Quinta-Feira Santa – 2016
Missa Crismal

Setúbal, 24-03-2016

Introdução

É com grande emoção e com coração agradecido e trémulo, que presido a esta primeira missa crismal, na nossa catedral, onde fui ungido com o óleo santo, para o serviço desta Igreja de Setúbal, faz amanhã 6 meses.

Não sinto esta emoção apenas por mim, mas por olhar à minha volta, para os presbíteros e diáconos, também ungidos com o óleo santo do Espírito, para servirmos juntos este povo de Deus. E olho igualmente para vós todos, membros desta assembleia, que representa todos os membros da nossa diocese, ungidos pelo mesmo Espírito, que nos fez a todos filhos e filhas de Deus e nos constituiu como seu Povo Santo e Assembleia Sacerdotal.

Convido-vos, pois, irmãos e irmãs, religiosas/os, diáconos e presbíteros, a viver com alegria reverente e grata, esta celebração de comunhão, de unidade e de compromisso no serviço do Senhor e do seu povo.

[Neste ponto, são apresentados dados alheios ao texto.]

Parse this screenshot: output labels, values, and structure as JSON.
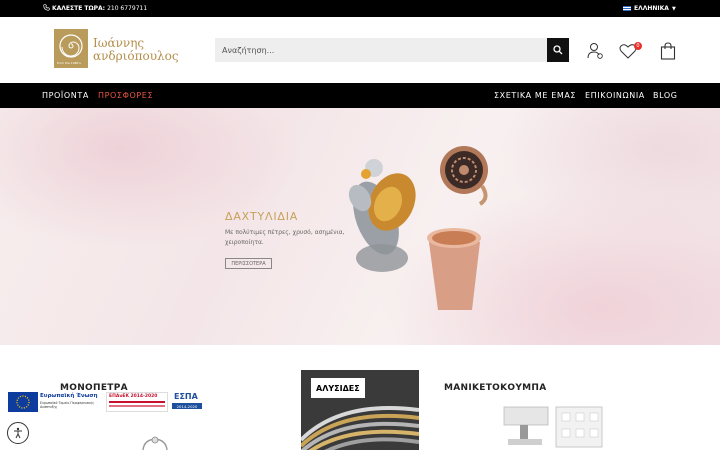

E, porque nem sempre somos dignos deste dom e deste chamamento, reconheçamos as nossas culpas e peçamos o perdão de Deus e a renovação do dom do seu Espírito.


Homilia

Este é um dia grande para toda a assembleia cristã, para toda a Igreja:

  • É o dia da ceia do Senhor Jesus com os seus discípulos, que celebraremos esta tarde: anúncio, interpretação da sua vida, morte e ressurreição. Ceia confiada aos discípulos para a celebrarem em seu nome, para a união e vida de todo o seu povo.

  • Dia especial de comunhão entre Jesus e o grupo dos discípulos que ele escolheu para continuar a sua obra no meio das comunidades cristãs, através da partilha da atualização da sua presença, no pão e no vinho, seu Corpo e Sangue.

  • Dia em que se aprende o que significa amar e servir, no gesto humilde e afetuoso da lavagens dos pés aos discípulos.

  • Dia em que recebemos o mandamento novo do amor, como marca distintiva dos que seguem o Senhor Jesus, resumo de toda a lei de Deus e sobretudo revelação do Coração de Jesus, nosso Mestre e Senhor.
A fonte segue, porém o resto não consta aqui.